Top American fashion label Ralph Lauren recently entered the diversity in horse sport conversation with an advertising campaign highlighting a side of equestrian sport outside the mainstream. The models: alumni and current students of the Philadelphia-based non-profit Work to Ride.
Founded 25 years ago by Lezlie Hiner, Work to Ride is a community outreach program that gives disadvantaged youth an outlet to engage in equestrian sport and learn valuable life skills.
“I think it made a huge impact on our community itself and other communities,” said Work to Ride alumnus Daymar Rosser, 24, who began riding at 5. “It’s a big step for everyone. That’s what we look forward to, [making an] impact on our community and show that Ralph Lauren is not just focused on one race or just one color—that’s the best part about it. I think we definitely stood out to a bunch of people and changed a lot of people’s mindset. It was able to put us in a spotlight, which was amazing.”
Sean Burke, manager of Polo marketing and men’s design at Polo Ralph Lauren, contacted Rosser’s brother Kareem Rosser and Hiner about partnering with the organization.

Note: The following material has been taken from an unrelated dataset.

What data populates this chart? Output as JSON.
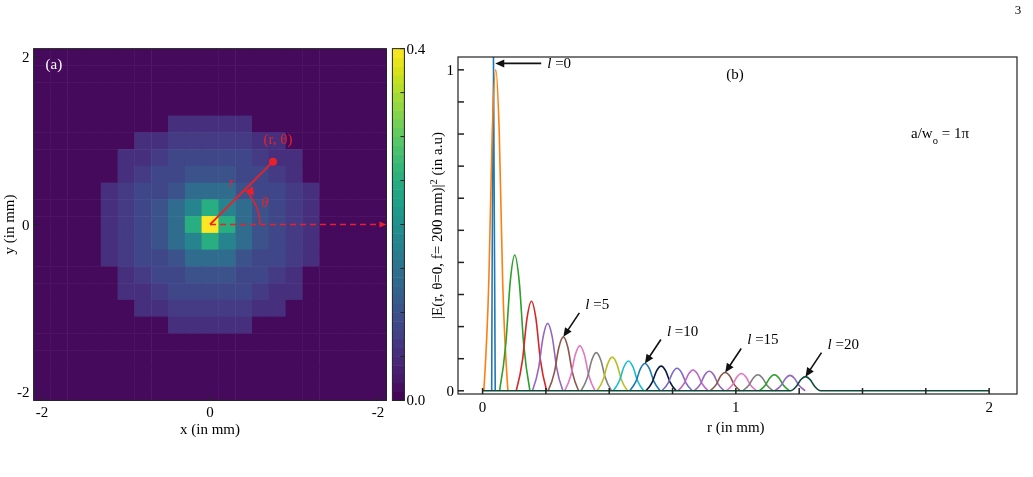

In addition to the campaign, Ralph Lauren founded a grant that will aid Work to Ride high school athletes with college expenses.
“[Sean] knew what polo was and how the sport works, and he found out what Work to Ride was, and he thought it was a good idea to make a campaign out of it,” said Daymar. “I think he did an amazing job on it, and he realized what opportunity he would get out of it and what opportunity he would give us by doing so.
“I would say that myself and my family are truly blessed that we had the opportunity to be apart of Work to Ride; it’s been amazing to us,” he added. “A lot of kids in the city don’t realize that that program is out there. It keeps a lot of kids away from the streets and doing bad things because of Lezlie and who she is; she wants the kids to do well and succeed in life. So, when the kids come up to the barn, it’s all they have, and it’s hard for them to go back home because they don’t want to be a part of the other life that they grew up in. Being around the horses and being around good people every day gets your mind off the bad stuff. When you’re growing up in such a hard community, you have the horse to go back to and enjoy yourself and ease your mind from the things going on at home.”